W ubiegłym tygodniu zachorowania na wirusa ze Schmallenbergu odnotowano we Włoszech (w Vento blisko granicy austriacko-słoweńskiej) oraz w Luksemburgu (w Clervaux) – wynika z danych zespołu monitoringu zagranicznych rynków rolnych FAPA.
Tym samym liczba krajów, które zmagają się z tą chorobą wzrosła do siedmiu. Najmniej zachorowań dotyczy bydła, ale trzeba wziąć pod uwagę, że główny sezon wcieleń w Europie jest w marcu/kwietniu, i właśnie wtedy można spodziewać się zwiększonej liczby chorych zwierząt.
Obecnie nie ma testów ani szczepionek chroniących zwierzęta przed wirusem ze Schmallenbergu.
Do tej pory zanotowano przypadki infekcji m.in. w Niemczech, w Belgii, w Holandii oraz w Wielkiej Brytanii.

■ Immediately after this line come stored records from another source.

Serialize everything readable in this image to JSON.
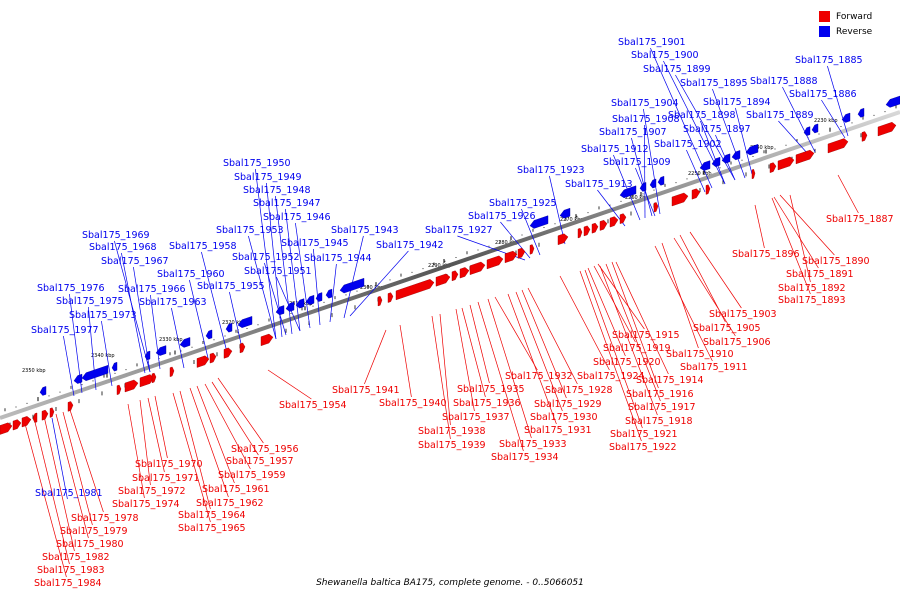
{
  "legend": {
    "forward_label": "Forward",
    "forward_color": "#ee0000",
    "reverse_label": "Reverse",
    "reverse_color": "#0000ee"
  },
  "caption": "Shewanella baltica BA175, complete genome. - 0..5066051",
  "scale_ticks": [
    "2230 kbp",
    "2240 kbp",
    "2250 kbp",
    "2260 kbp",
    "2270 kbp",
    "2280 kbp",
    "2290 kbp",
    "2300 kbp",
    "2310 kbp",
    "2320 kbp",
    "2330 kbp",
    "2340 kbp",
    "2350 kbp"
  ],
  "reverse_genes": [
    "Sbal175_1885",
    "Sbal175_1886",
    "Sbal175_1888",
    "Sbal175_1889",
    "Sbal175_1894",
    "Sbal175_1895",
    "Sbal175_1897",
    "Sbal175_1898",
    "Sbal175_1899",
    "Sbal175_1900",
    "Sbal175_1901",
    "Sbal175_1902",
    "Sbal175_1904",
    "Sbal175_1907",
    "Sbal175_1908",
    "Sbal175_1909",
    "Sbal175_1912",
    "Sbal175_1913",
    "Sbal175_1923",
    "Sbal175_1925",
    "Sbal175_1926",
    "Sbal175_1927",
    "Sbal175_1942",
    "Sbal175_1943",
    "Sbal175_1944",
    "Sbal175_1945",
    "Sbal175_1946",
    "Sbal175_1947",
    "Sbal175_1948",
    "Sbal175_1949",
    "Sbal175_1950",
    "Sbal175_1951",
    "Sbal175_1952",
    "Sbal175_1953",
    "Sbal175_1955",
    "Sbal175_1958",
    "Sbal175_1960",
    "Sbal175_1963",
    "Sbal175_1966",
    "Sbal175_1967",
    "Sbal175_1968",
    "Sbal175_1969",
    "Sbal175_1973",
    "Sbal175_1975",
    "Sbal175_1976",
    "Sbal175_1977",
    "Sbal175_1981"
  ],
  "forward_genes": [
    "Sbal175_1887",
    "Sbal175_1890",
    "Sbal175_1891",
    "Sbal175_1892",
    "Sbal175_1893",
    "Sbal175_1896",
    "Sbal175_1903",
    "Sbal175_1905",
    "Sbal175_1906",
    "Sbal175_1910",
    "Sbal175_1911",
    "Sbal175_1914",
    "Sbal175_1915",
    "Sbal175_1916",
    "Sbal175_1917",
    "Sbal175_1918",
    "Sbal175_1919",
    "Sbal175_1920",
    "Sbal175_1921",
    "Sbal175_1922",
    "Sbal175_1924",
    "Sbal175_1928",
    "Sbal175_1929",
    "Sbal175_1930",
    "Sbal175_1931",
    "Sbal175_1932",
    "Sbal175_1933",
    "Sbal175_1934",
    "Sbal175_1935",
    "Sbal175_1936",
    "Sbal175_1937",
    "Sbal175_1938",
    "Sbal175_1939",
    "Sbal175_1940",
    "Sbal175_1941",
    "Sbal175_1954",
    "Sbal175_1956",
    "Sbal175_1957",
    "Sbal175_1959",
    "Sbal175_1961",
    "Sbal175_1962",
    "Sbal175_1964",
    "Sbal175_1965",
    "Sbal175_1970",
    "Sbal175_1971",
    "Sbal175_1972",
    "Sbal175_1974",
    "Sbal175_1978",
    "Sbal175_1979",
    "Sbal175_1980",
    "Sbal175_1982",
    "Sbal175_1983",
    "Sbal175_1984"
  ]
}
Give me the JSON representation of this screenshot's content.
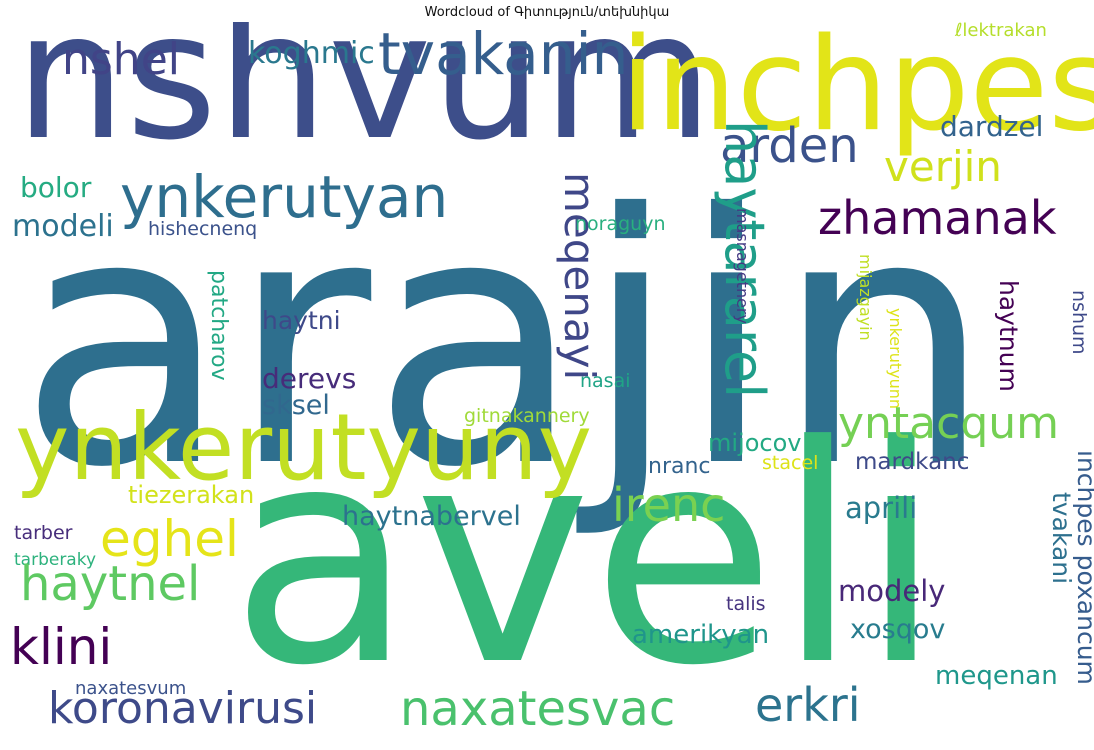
{
  "title": "Wordcloud of Գիտություն/տեխնիկա",
  "words": [
    {
      "text": "arajin",
      "color": "#2e6f8e"
    },
    {
      "text": "aveli",
      "color": "#35b779"
    },
    {
      "text": "nshvum",
      "color": "#3d4e8a"
    },
    {
      "text": "inchpes",
      "color": "#e2e418"
    },
    {
      "text": "ynkerutyuny",
      "color": "#c2df23"
    },
    {
      "text": "tvakanin",
      "color": "#355e8d"
    },
    {
      "text": "ynkerutyan",
      "color": "#2e6e8e"
    },
    {
      "text": "nshel",
      "color": "#414487"
    },
    {
      "text": "koghmic",
      "color": "#2a788e"
    },
    {
      "text": "ℓlektrakan",
      "color": "#b5de2b"
    },
    {
      "text": "arden",
      "color": "#3b528b"
    },
    {
      "text": "verjin",
      "color": "#d0e11c"
    },
    {
      "text": "dardzel",
      "color": "#33638d"
    },
    {
      "text": "zhamanak",
      "color": "#440154"
    },
    {
      "text": "haytararel",
      "color": "#1f9e89"
    },
    {
      "text": "meqenayi",
      "color": "#3f4788"
    },
    {
      "text": "bolor",
      "color": "#25ab82"
    },
    {
      "text": "modeli",
      "color": "#2c728e"
    },
    {
      "text": "hishecnenq",
      "color": "#3b528b"
    },
    {
      "text": "noraguyn",
      "color": "#29af7f"
    },
    {
      "text": "masnagetnery",
      "color": "#443983"
    },
    {
      "text": "patcharov",
      "color": "#22a884"
    },
    {
      "text": "haytni",
      "color": "#3e4989"
    },
    {
      "text": "derevs",
      "color": "#472c7a"
    },
    {
      "text": "sksel",
      "color": "#31688e"
    },
    {
      "text": "nasai",
      "color": "#20a486"
    },
    {
      "text": "gitnakannery",
      "color": "#a0da39"
    },
    {
      "text": "mijazgayin",
      "color": "#c0df25"
    },
    {
      "text": "ynkerutyunn",
      "color": "#dde318"
    },
    {
      "text": "haytnum",
      "color": "#440154"
    },
    {
      "text": "nshum",
      "color": "#3e4989"
    },
    {
      "text": "yntacqum",
      "color": "#75d054"
    },
    {
      "text": "irenc",
      "color": "#7ad151"
    },
    {
      "text": "mijocov",
      "color": "#23a983"
    },
    {
      "text": "nranc",
      "color": "#33638d"
    },
    {
      "text": "stacel",
      "color": "#dde318"
    },
    {
      "text": "mardkanc",
      "color": "#3e4a89"
    },
    {
      "text": "tiezerakan",
      "color": "#d2e21b"
    },
    {
      "text": "eghel",
      "color": "#e5e419"
    },
    {
      "text": "haytnabervel",
      "color": "#2c728e"
    },
    {
      "text": "aprili",
      "color": "#297b8e"
    },
    {
      "text": "tvakani",
      "color": "#2d708e"
    },
    {
      "text": "inchpes poxancum",
      "color": "#365c8d"
    },
    {
      "text": "tarber",
      "color": "#472d7b"
    },
    {
      "text": "tarberaky",
      "color": "#2db27d"
    },
    {
      "text": "haytnel",
      "color": "#5ec962"
    },
    {
      "text": "klini",
      "color": "#440154"
    },
    {
      "text": "modely",
      "color": "#482878"
    },
    {
      "text": "talis",
      "color": "#46337f"
    },
    {
      "text": "amerikyan",
      "color": "#1f958b"
    },
    {
      "text": "xosqov",
      "color": "#287c8e"
    },
    {
      "text": "naxatesvum",
      "color": "#3b528b"
    },
    {
      "text": "koronavirusi",
      "color": "#3e4a89"
    },
    {
      "text": "naxatesvac",
      "color": "#4ac16d"
    },
    {
      "text": "erkri",
      "color": "#2c738e"
    },
    {
      "text": "meqenan",
      "color": "#1f978b"
    }
  ]
}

Zarażone nowym wirusem owce, kozy i krowy rodzą zdeformowane lub martwe płody. Jagnięta mają wodogłowie, krzywe szyje czy sztywne stawy. Większość z nich przychodzi na świat martwe.
Istnieje poważna obawa, że nowy wirus może mieć negatywny wpływ na unijny handel mięsem oraz żywcem.